For a cast consisting of students who all missed out on theater experience during the pandemic, perfecting the singing, dancing and acting doesn’t come as easily as it has to students in the past.
“A lot of the students that are in the school right now didn’t have as many opportunities to do musicals compared to any other class that we’ve ever worked with,” remarks Herbert. “They’ve got significantly less experience.”
But what the cast lacks in experience, they make up for in hard work.
“I am so proud of these kids because they are so good, and they sound great and they’re working so hard,” says Herbert.“It’s a long week of rehearsals in addition to school, and they have to stay focused, so I’m just proud of them.”
The students in the cast aren’t the only ones working hard to make sure Urinetown is audience-ready. For weeks, the stage crew has been busy making props, working on lighting and sound, constructing a massive, two-story set and dealing with every other behind-the-scenes detail that helps the show run smoothly.
Although the work can be demanding, members of stage crew enjoy having a lot on their plate.
“[I] like having more responsibility and more of a leadership role,” says junior Claire Macgowan-Henderson, who runs the sound for Urinetown. “I think [being in charge of] sound for the smaller shows can be a little more boring, because it’s not as demanding, but musicals are very demanding sound wise, so it’s a lot more fun.”
Because of the tight timeline and numerous responsibilities that the stage crew has, they also need to be able to adapt and learn on the fly.

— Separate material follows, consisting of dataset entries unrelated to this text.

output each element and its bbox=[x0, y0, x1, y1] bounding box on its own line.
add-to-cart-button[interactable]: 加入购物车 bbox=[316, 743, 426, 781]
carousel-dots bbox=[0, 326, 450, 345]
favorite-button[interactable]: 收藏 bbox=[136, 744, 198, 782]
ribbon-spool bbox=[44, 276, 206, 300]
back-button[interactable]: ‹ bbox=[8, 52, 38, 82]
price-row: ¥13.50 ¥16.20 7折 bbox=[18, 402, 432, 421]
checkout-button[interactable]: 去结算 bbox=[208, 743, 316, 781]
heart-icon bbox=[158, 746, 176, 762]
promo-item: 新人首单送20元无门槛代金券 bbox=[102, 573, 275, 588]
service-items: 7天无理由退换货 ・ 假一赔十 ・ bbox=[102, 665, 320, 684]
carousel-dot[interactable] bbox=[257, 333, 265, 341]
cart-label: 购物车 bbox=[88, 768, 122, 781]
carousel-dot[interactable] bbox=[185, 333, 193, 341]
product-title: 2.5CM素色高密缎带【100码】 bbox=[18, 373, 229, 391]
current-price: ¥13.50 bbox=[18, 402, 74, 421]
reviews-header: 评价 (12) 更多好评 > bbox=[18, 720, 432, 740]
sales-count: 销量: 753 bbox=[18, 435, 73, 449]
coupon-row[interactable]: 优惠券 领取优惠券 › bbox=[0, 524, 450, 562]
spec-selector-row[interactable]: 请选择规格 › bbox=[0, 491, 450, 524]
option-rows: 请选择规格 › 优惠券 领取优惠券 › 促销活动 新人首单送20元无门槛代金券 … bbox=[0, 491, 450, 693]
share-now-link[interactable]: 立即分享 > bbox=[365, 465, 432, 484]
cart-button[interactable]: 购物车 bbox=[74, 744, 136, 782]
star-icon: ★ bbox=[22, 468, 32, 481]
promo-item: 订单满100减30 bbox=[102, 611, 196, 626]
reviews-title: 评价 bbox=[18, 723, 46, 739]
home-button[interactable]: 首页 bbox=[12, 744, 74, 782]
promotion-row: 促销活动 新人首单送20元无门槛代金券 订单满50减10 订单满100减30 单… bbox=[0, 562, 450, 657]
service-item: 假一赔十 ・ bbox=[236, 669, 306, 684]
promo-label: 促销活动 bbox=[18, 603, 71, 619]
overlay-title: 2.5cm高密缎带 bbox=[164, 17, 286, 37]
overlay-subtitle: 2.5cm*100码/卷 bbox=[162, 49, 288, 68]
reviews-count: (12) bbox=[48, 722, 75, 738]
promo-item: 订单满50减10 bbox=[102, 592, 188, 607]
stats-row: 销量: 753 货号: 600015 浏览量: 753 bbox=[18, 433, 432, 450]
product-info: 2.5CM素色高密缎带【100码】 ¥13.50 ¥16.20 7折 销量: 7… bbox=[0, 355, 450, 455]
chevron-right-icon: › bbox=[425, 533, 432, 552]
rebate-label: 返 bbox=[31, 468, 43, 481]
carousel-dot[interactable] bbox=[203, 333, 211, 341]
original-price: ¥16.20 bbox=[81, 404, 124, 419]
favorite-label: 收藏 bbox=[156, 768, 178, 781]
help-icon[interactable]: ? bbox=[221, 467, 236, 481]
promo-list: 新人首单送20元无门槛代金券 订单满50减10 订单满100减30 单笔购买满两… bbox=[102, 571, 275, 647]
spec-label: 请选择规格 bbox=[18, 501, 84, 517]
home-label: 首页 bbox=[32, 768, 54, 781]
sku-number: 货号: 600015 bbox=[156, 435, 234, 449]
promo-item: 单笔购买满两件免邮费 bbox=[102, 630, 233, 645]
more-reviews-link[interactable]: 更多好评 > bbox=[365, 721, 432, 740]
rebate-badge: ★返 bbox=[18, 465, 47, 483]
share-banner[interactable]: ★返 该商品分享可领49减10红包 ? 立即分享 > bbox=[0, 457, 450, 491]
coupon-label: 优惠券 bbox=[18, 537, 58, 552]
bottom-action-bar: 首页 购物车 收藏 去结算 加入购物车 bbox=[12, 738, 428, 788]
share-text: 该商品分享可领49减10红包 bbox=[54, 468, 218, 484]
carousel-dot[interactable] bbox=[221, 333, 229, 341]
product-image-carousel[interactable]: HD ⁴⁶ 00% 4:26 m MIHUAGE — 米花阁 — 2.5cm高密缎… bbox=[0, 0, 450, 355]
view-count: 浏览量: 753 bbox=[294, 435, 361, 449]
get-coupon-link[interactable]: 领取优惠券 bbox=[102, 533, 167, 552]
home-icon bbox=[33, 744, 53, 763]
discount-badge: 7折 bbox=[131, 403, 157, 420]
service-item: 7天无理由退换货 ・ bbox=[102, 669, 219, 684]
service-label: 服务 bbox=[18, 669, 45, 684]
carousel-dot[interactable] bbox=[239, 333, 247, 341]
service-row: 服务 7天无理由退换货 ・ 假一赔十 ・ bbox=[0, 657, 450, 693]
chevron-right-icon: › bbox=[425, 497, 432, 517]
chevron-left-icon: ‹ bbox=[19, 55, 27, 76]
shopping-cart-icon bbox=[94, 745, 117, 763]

“These kids who are stage managers, who are in charge of calling all these cues, they only really see the show a handful of times before they go, so they’ve got this really steep learning curve,” says Herbert. “They are incredibly impressive people, they work like dogs trying to build the set and making sure that all the props are ready, then they have to turn around and figure out how the actual play works.”
With all the hard work put into Urinetown by students on and off the stage, you won’t want to miss out on seeing it live. The cast and crew are dedicated to putting on a hilarious and impactful performance that will be unlike any other musical performed previously at ETHS. Urinetown runs from April 21-22, and April 27-29, so don’t wait to get your tickets!